This has been a truly fascinating time in the NBA, hasn’t it? And we don’t mean just because the Denver Nuggets and Milwaukee Bucks have suddenly risen to the top of their conferences.
It appears some of its most influential players have figured out they can kidnap the league. They are make threats and demands regarding basic things like, where they want to play, when they want play there and who they want play with.
We first witnessed this call to arms back when Lebron James skedaddled to Miami to hang out with Pat Riley, Dwayne Wade and Chris Bosh in 2010. They figured they could win a few championships together. Collusion. Good thinking.
Now nine years later, things have totally gotten out of hand, beginning with Kawhi Leonard forcing himself out of San Antonio and Jimmy Butler extorting a deal to Philadelphia from the Memphis Grizzlies.

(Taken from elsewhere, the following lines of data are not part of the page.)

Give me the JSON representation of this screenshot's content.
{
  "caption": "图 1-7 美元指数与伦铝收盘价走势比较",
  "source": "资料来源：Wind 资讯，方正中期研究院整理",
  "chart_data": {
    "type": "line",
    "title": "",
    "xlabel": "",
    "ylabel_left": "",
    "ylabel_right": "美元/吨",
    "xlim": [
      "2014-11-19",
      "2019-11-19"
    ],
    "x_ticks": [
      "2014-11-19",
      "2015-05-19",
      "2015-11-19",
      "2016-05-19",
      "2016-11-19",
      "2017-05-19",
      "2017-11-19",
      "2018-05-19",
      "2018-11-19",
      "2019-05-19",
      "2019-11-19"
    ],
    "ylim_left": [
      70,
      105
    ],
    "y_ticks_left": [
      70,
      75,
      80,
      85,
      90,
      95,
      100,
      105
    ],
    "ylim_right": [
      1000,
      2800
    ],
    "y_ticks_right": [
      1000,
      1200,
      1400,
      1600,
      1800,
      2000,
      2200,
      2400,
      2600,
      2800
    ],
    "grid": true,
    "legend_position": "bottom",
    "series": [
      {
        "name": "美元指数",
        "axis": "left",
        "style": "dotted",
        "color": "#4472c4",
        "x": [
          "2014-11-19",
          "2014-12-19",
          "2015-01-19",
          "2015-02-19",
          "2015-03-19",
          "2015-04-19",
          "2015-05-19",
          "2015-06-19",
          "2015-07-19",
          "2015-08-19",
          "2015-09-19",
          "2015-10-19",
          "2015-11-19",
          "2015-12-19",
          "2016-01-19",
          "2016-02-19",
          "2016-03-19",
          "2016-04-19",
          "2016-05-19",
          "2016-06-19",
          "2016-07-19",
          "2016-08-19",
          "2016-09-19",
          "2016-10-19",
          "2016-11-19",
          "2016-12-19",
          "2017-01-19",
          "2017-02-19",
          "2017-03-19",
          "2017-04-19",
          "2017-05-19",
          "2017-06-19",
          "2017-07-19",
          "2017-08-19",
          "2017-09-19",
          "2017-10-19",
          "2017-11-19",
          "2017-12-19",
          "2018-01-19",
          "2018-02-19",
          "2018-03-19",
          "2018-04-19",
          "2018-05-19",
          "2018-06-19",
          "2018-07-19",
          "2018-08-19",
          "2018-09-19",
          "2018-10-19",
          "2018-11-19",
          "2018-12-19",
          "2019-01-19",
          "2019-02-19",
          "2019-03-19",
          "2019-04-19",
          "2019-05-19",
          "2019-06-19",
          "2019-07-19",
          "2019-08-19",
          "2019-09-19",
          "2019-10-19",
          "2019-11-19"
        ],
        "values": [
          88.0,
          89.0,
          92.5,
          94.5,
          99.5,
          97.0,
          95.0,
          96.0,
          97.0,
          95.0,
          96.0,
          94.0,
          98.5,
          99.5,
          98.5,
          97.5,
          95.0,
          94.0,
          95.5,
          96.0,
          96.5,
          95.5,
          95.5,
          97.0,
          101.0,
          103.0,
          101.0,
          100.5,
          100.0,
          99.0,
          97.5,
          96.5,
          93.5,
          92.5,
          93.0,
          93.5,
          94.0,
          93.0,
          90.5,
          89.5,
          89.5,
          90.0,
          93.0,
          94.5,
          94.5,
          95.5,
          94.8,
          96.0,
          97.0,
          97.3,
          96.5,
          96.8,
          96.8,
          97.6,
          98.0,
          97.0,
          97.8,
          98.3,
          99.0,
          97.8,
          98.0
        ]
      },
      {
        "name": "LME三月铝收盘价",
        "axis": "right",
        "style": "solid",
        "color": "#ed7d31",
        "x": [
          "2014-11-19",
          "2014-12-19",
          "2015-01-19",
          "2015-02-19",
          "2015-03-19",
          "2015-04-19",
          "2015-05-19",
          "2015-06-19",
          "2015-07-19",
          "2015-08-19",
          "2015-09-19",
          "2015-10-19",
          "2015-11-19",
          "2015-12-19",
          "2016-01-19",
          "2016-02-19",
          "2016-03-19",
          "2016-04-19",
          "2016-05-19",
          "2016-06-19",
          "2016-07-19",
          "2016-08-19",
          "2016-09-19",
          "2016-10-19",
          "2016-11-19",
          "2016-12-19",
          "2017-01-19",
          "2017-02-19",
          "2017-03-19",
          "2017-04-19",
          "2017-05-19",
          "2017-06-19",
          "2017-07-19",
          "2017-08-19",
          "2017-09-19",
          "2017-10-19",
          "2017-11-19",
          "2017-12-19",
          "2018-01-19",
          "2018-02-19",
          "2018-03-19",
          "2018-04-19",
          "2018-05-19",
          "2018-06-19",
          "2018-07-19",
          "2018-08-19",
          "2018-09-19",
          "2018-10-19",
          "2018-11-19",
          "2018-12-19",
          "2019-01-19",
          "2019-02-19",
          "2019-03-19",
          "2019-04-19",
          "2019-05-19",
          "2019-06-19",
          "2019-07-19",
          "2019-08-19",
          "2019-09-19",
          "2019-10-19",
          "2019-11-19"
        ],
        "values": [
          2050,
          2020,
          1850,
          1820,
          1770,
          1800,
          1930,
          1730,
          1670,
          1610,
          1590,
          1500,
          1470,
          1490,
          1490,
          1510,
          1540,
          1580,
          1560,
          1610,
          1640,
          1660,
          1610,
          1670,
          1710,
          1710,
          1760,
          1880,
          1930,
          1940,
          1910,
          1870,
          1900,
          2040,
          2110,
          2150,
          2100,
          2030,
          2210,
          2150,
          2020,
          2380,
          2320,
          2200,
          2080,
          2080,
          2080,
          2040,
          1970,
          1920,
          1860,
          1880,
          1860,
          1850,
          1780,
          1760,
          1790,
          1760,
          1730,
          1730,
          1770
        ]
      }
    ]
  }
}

However, the King’s descent into Los Angeles to join the Lakers, where he will also make movies and do whatever else anybody who lives in Hollywood does, has set things up for a number of other conspiratorial moves.

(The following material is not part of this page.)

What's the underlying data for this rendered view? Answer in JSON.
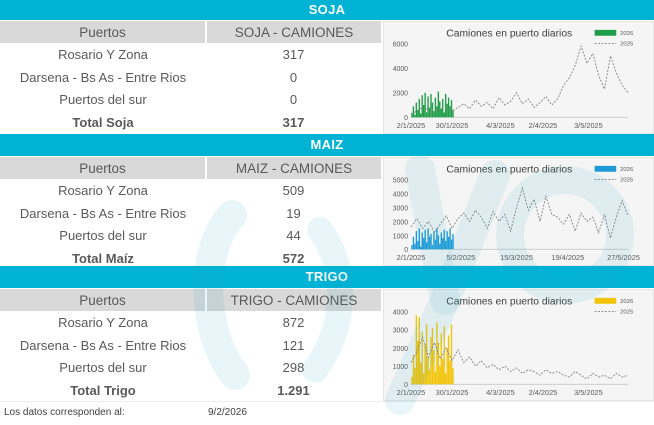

James’ arrival has always been considered the first step in rebuilding the Lakers, an organization that has been insufferably bad the last five years. As transcendent as James is, the feeling is even he’s not capable of taking the team where he wants to be by himself.
So the rumors began. James and team president Magic Johnson would figure out a way, perhaps by speaking code, to lure some of the top free agents over the next two years to join him in the effort to dismantle the two-time defending champion Golden State Warriors.
This concept took root last week when center New Orleans center Anthony Davis, a free man in 2020, announced he wanted to be traded as soon as possible and wouldn’t it be delightful if he could be overnighted to the Lakers. By coincidence, James and Davis have the same agent, Rich Paul.
Davis was fined $50,000 by an incredulous NBA for making that sentiment public. So Davis softened his stance by adding the New York Knicks, Milwaukee Bucks and Los Angeles Clippers to the list of teams he’d sign long-term extensions with if traded to.
Left unsaid was any other team stupid enough to trade for him could count on him leaving as soon he’s contractually able. That’s a threat in on – or in – any court in this country.
Of course, this puts the Pelicans into an untenable situation. What can they possible do but trade Davis, preferably by Thursday’s deadline. It’s unlikely he will ever play another game for them, whether he’s dealt this week or not. What good would keeping a sulking star around do them?
Davis is not the only player presumably on the Lakers list. Two of Golden State’s lynchpins, Kevin Durant and Klay Thompson, are free agents after this season. Lakers fans were wooing Thompson last weekend in Oakland and there has always been the assumption James and Durant would love to hook up at some point in their careers.
Imagine if James, Davis, Thompson and Durant could help the Lakers figure out how to make it all work financially. Who would be the favorite to win the NBA Championship next season?
Next up is Kristaps Porzingis, formerly of the Knicks. He hasn’t played this season because of a knee injury sustained in 2018, but that didn’t stop him from walking into the team’s executive offices last week after a 12th straight home loss and telling them he wanted out. The Knicks immediately complied, shipping him to Dallas.
During his introductory press conference in Dallas on Monday, Porzingis was asked, a number of times, why he asked out of New York.
“The situation is what it is,” said Porzingis. “I’d rather just focus on what’s ahead of me than looking back. There might be a time when I go into more detail about that situation, but right now I just want to focus on my new team.”
Last week, Kyrie Irving, the Boston Celtics guard who will be a free agent at the end of the season, backed away from prior comments indicating he’d likely re-sign.
A New Jersey native, Irving used the eve of a Knicks-Celtics game at Madison Square Garden to introduce some intrigue.
“Well, at the end of the day I’m going to do what I feel is best for my career, and that’s just where it stands,” he said. “My focus this season is winning a championship with the Boston Celtics. Obviously we had goals coming into this season, and the primary goal is to win a championship. So that’s where my focus is. …Ask me on July 1 (when he becomes a free agent).”
This has been perceived as a wink to the Knicks that he wouldn’t mind playing for them next season. Durant’s name has also been connected to the Knicks shopping list. Imagine Irving, Durant and perhaps No. 1 draft pick Zion Williamson of Duke at MSG next season.
If it appears there’s a hurry to get this all done quickly, it’s because teams – and players – want things to fall into shape before the Class of 2020 hits the market. In comparison to the current crop, that will be a bummer with guys like LaMarcus Aldridge, Draymond Green and DeMar DeRozan possibly available.
As long as the NBA allows it stars to handpick where they will play and possibly with whom, there is no incentive for it to end. Unlike the other major sports, one or two superstars together can change the fortunes of a franchise. And the players know it.